Fujitsu Laboratories of Europe Limited, United Kingdom

Description of organizationfujitsu-logo

Fujitsu Laboratories of Europe Limited (FLE) carries out groundbreaking research that is closely aligned to the future needs of the business community, focused on making future technologies a reality for today's businesses. FLE aims to shorten the R&D cycle to put cutting edge technologies into customers' hands as quickly as possible, enabling businesses to gain a tangible competitive advantage. Close collaboration with leading academics and experts Europe-wide forms a central element of FLE's approach, ensuring the effective pooling of expertise with other pioneers in any given field of research. FLE also participates in a number of EU research initiatives, bringing together the joint expertise of industry and academia to accelerate the development and use of new technologies on a pan-European basis. The Technical Computing Research Division at FLE consists of more than ten post-doctoral computational scientists with a wide range of expertise in developing applications and libraries for high-performance computing (HPC). Research is focused both on supporting Fujitsu's HPC technology and on developing strategic collaborations with application developers, including involvement in European projects.

 

Previous experience

FLE led the Computational Tools and Methodologies work package in the FP7 project preDiCT. The main output from the project (which was rated "Excellent" by its EC reviewers) was a cutting-edge software package for in silico simulation of drug cardiac toxicity that is capable of near real-time simulation of a beating heart, making it of great potential value in the pharmaceutical industry.

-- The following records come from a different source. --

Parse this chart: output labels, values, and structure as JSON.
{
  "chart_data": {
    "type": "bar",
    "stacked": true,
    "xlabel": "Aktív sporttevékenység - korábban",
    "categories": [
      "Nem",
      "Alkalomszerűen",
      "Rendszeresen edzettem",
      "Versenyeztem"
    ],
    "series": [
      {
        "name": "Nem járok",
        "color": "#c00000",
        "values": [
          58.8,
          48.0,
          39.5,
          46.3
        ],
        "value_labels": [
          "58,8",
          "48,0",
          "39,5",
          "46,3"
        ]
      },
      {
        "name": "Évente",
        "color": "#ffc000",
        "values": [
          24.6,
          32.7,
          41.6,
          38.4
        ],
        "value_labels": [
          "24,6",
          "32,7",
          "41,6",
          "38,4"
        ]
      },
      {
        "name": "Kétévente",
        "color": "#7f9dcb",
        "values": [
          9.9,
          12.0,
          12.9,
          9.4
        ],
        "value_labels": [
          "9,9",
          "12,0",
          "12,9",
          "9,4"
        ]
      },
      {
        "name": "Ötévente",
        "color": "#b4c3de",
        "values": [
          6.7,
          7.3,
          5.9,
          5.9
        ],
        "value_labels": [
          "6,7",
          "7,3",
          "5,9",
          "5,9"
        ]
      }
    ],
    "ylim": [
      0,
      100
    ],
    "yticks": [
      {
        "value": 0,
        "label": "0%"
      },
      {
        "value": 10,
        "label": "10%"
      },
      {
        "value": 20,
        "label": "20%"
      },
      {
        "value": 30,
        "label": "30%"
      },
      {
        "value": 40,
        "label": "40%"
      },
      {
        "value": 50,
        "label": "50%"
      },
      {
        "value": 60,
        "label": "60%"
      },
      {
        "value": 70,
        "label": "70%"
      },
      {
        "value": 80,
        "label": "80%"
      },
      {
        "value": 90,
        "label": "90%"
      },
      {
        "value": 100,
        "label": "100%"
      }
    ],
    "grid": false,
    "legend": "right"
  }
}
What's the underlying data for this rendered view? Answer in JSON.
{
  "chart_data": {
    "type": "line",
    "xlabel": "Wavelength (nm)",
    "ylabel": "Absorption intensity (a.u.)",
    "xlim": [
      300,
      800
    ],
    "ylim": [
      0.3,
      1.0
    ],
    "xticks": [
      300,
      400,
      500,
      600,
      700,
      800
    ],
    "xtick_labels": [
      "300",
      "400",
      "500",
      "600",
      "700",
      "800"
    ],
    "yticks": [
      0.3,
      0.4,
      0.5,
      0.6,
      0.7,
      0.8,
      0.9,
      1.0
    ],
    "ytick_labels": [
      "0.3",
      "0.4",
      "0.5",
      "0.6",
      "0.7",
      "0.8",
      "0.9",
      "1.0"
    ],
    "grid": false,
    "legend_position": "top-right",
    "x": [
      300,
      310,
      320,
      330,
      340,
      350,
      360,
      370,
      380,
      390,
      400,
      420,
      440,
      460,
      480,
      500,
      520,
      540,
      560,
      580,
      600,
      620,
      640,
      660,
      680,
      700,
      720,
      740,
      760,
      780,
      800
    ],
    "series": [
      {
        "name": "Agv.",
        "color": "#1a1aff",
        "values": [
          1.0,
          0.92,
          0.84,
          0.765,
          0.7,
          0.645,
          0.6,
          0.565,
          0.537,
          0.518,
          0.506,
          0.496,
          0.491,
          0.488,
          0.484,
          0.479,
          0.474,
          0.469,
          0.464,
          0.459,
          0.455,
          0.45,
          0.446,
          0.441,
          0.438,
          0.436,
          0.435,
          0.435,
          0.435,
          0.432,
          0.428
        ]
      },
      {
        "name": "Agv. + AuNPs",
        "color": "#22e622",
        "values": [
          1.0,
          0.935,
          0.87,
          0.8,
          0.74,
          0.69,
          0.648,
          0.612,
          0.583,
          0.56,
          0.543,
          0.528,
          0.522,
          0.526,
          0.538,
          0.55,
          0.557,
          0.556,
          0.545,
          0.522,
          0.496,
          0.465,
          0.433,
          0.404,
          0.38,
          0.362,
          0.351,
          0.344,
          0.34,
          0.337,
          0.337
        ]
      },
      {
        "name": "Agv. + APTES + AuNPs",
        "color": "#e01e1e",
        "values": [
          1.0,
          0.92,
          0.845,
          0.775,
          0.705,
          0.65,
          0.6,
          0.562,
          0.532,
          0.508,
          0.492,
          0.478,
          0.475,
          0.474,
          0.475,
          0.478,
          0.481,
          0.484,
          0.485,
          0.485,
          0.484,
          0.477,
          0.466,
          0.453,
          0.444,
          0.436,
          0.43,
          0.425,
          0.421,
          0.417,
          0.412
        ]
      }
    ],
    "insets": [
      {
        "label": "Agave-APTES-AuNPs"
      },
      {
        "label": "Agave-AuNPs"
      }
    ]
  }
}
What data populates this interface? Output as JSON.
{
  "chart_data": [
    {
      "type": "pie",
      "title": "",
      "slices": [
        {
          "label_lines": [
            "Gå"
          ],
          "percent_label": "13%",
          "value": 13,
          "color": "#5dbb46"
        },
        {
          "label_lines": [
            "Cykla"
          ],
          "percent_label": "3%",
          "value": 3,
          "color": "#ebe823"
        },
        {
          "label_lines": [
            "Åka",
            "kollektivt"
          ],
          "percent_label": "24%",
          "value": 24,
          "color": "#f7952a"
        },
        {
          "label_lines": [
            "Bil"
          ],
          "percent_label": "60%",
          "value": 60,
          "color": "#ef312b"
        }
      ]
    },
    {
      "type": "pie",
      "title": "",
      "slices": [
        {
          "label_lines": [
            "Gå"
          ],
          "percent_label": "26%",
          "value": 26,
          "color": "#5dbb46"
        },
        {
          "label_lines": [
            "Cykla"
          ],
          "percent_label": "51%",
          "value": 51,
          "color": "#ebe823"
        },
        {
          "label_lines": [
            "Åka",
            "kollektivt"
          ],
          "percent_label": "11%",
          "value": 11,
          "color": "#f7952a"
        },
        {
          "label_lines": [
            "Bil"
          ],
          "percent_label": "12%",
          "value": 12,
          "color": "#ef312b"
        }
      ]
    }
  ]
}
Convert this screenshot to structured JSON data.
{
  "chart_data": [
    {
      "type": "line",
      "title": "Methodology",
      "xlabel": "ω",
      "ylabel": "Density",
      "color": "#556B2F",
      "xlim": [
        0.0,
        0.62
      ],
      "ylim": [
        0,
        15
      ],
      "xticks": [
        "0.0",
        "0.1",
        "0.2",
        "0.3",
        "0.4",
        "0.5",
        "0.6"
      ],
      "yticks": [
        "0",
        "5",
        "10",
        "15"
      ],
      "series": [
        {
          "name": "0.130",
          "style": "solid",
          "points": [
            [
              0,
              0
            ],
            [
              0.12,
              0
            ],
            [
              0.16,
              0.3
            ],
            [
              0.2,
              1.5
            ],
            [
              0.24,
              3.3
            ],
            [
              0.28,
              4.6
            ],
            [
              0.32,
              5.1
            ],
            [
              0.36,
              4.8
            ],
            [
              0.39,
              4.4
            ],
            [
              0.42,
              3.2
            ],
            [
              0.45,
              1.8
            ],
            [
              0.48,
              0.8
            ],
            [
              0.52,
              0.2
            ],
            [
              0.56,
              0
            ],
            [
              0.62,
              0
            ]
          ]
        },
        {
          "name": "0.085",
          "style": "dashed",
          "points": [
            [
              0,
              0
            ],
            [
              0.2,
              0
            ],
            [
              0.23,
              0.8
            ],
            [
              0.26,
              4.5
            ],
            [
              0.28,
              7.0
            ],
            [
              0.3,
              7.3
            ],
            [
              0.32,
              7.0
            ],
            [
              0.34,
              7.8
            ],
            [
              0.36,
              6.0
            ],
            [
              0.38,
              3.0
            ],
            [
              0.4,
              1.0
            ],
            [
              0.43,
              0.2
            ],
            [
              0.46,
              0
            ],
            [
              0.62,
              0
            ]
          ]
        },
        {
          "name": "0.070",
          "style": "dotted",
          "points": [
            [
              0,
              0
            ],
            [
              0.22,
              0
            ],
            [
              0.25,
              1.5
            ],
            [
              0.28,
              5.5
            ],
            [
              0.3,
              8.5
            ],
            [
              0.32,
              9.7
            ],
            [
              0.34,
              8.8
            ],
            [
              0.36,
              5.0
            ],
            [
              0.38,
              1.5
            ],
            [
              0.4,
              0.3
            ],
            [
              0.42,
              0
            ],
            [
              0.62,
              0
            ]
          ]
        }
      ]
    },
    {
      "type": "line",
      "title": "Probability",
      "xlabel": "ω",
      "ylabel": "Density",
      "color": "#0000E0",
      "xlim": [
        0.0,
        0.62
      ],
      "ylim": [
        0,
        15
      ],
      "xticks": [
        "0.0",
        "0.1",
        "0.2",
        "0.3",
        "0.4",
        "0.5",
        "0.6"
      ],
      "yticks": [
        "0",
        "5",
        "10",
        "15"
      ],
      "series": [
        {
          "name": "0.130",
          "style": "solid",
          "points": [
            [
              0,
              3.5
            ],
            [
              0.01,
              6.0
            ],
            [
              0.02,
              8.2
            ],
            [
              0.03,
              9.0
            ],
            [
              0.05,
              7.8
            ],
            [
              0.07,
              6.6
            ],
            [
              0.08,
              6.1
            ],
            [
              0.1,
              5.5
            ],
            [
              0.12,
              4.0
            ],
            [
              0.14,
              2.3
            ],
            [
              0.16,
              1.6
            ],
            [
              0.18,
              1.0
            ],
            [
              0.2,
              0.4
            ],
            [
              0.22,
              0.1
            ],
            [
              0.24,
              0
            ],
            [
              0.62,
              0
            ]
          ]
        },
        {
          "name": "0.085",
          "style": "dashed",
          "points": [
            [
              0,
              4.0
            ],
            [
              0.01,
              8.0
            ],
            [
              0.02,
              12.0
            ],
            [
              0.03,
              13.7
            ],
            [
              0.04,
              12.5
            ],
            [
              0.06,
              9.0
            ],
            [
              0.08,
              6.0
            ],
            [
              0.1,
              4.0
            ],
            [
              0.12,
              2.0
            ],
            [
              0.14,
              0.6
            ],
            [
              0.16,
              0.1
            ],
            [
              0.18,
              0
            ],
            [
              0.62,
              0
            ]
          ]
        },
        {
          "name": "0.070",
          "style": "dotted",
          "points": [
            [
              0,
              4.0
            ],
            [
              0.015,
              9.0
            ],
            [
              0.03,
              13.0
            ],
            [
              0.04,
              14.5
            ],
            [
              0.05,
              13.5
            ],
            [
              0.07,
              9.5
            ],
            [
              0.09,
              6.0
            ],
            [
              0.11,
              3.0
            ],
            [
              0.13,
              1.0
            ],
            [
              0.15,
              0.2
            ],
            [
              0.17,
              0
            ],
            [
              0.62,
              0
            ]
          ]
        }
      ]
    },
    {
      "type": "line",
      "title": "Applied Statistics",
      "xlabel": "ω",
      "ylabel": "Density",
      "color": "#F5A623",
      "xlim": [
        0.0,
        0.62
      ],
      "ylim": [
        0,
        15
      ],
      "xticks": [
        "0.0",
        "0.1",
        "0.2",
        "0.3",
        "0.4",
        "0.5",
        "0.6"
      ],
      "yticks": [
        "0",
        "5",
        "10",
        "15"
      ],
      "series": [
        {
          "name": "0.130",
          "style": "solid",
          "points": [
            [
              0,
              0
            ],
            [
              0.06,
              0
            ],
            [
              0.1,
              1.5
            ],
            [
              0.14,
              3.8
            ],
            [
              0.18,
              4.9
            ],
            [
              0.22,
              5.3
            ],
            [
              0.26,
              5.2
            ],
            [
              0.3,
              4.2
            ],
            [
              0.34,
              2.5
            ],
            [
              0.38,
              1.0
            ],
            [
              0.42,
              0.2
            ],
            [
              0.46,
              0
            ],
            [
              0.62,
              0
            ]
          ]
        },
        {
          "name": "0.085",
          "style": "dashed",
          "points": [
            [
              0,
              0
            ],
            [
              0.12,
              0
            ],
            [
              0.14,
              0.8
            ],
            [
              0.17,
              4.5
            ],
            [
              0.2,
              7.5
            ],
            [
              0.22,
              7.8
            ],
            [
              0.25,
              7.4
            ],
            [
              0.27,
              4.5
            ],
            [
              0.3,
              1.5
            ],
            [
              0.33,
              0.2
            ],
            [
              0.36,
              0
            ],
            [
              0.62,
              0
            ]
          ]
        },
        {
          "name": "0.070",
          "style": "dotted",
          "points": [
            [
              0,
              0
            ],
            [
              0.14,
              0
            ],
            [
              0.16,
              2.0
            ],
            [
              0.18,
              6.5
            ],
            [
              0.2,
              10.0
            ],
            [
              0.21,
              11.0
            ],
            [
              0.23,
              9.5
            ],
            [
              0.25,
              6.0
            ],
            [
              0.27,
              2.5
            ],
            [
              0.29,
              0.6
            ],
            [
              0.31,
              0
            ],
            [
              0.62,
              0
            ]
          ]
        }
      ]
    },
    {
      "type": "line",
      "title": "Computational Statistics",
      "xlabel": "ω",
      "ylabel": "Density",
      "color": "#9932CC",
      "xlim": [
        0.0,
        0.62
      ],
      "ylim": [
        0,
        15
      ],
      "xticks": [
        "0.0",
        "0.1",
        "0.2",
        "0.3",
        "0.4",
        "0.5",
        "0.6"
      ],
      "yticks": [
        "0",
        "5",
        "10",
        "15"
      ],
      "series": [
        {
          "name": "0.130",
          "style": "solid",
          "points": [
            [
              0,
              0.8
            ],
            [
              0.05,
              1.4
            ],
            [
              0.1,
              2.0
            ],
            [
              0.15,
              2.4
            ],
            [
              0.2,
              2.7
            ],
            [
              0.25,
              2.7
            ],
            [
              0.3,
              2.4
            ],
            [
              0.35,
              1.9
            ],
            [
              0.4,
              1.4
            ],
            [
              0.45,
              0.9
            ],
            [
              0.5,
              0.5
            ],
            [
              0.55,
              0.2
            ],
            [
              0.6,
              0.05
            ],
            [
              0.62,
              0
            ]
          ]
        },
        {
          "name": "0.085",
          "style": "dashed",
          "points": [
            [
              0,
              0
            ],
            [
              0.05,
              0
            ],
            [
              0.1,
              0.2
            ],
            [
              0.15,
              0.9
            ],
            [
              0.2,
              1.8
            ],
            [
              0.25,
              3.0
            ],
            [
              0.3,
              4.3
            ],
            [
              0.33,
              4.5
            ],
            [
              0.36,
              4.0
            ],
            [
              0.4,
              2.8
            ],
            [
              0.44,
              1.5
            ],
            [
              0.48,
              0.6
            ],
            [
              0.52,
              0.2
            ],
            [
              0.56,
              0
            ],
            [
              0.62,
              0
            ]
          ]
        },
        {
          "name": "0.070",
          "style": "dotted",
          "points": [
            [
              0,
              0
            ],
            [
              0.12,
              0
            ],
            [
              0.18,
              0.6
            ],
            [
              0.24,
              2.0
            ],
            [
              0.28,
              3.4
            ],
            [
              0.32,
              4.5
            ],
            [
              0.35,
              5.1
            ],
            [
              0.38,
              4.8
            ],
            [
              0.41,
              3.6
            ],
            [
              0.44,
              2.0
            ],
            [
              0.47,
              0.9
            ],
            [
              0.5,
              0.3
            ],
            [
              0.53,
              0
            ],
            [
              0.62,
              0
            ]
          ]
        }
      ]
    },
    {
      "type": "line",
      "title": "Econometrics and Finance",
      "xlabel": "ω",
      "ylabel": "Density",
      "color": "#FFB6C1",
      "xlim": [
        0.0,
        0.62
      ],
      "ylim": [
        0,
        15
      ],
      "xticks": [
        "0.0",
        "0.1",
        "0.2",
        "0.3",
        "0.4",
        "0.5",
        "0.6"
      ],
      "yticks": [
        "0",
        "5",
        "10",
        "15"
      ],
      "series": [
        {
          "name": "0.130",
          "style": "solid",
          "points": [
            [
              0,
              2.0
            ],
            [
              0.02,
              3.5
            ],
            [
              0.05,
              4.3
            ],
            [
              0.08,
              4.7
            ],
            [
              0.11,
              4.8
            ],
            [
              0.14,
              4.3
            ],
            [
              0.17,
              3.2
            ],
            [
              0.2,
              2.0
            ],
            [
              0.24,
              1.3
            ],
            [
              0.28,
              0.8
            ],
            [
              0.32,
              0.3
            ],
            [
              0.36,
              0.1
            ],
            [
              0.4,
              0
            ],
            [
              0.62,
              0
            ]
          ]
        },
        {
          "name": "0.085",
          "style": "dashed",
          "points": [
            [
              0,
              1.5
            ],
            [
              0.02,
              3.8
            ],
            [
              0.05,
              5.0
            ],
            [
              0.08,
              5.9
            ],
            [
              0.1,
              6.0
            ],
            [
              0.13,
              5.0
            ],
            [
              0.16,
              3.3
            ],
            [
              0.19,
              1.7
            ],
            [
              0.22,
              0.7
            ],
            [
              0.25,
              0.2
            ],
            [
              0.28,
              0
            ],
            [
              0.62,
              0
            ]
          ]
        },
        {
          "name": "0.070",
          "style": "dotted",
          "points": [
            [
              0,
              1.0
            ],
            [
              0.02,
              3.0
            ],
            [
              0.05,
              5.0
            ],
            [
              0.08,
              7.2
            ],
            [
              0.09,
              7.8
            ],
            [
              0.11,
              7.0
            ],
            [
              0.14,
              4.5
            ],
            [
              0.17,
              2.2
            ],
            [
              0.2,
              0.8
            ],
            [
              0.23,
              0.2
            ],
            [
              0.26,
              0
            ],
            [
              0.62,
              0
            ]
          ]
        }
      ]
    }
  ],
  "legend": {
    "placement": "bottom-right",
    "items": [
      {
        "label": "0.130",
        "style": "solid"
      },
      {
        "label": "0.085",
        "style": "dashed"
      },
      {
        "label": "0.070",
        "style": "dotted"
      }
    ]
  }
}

Within preDiCT, researchers at FLE were involved in developing improved numerical algorithms to reduce the computational load of the simulations, rewriting the code and file formats to ensure efficient parallel scaling to several thousand cores and reducing the time-to-solution while retaining a high level of accuracy by implementing adaptive meshing techniques. FLE has also developed a biomolecular simulation technology called Generalised Shadow Hybrid Monte Carlo, which aims to be significantly more efficient than conventional molecular dynamics approaches for simulation of biomolecular systems.

 

Webpage

Fujitsu Laboratories of Europe Limited

 

 

Five recent publications relevant to the project

1) J. Southern, G.J. Gorman, M.D. Piggott, P.E. Farrell, "Parallel Anisotropic Mesh Adaptivity with Dynamic Load Balancing for Cardiac Electrophysiology, Journal of Computational Science, 3, 8-16, 2012.

 

2) J. Southern, G.J. Gorman, M.D. Piggott, P.E. Farrell, M.O. Bernabeu & J. Pitt-Francis, "Simulating cardiac electrophysiology using anisotropic mesh adaptivity", Journal of Computational Science, 1, 82-88, 2010.

 

3) R. Bordas, B. Carpentieri, G. Fotia, F. Maggio, R. Nobes, J. Pitt-Francis & J. Southern, "Simulation of cardiac electrophysiology on next-generation high-performance computers", Philosophical Transactions of the Royal Society A, 367, 1951-1969, 2009.

 

4) E. Akhmatskaya, S. Reich, "GSHMC: An efficient method for molecular simulation", Journal of Computational Physics, 227, 4934-4954, 2009.

 

5) J. Southern, J. Pitt-Francis, J. Whiteley, D. Stokeley, H. Kobashi, R. Nobes, Y. Kadooka & D. Gavaghan, "Multi-scale computational modelling in biology and physiology", Progress in Biophysics and Molecular Biology, 96, 60-89, 2008.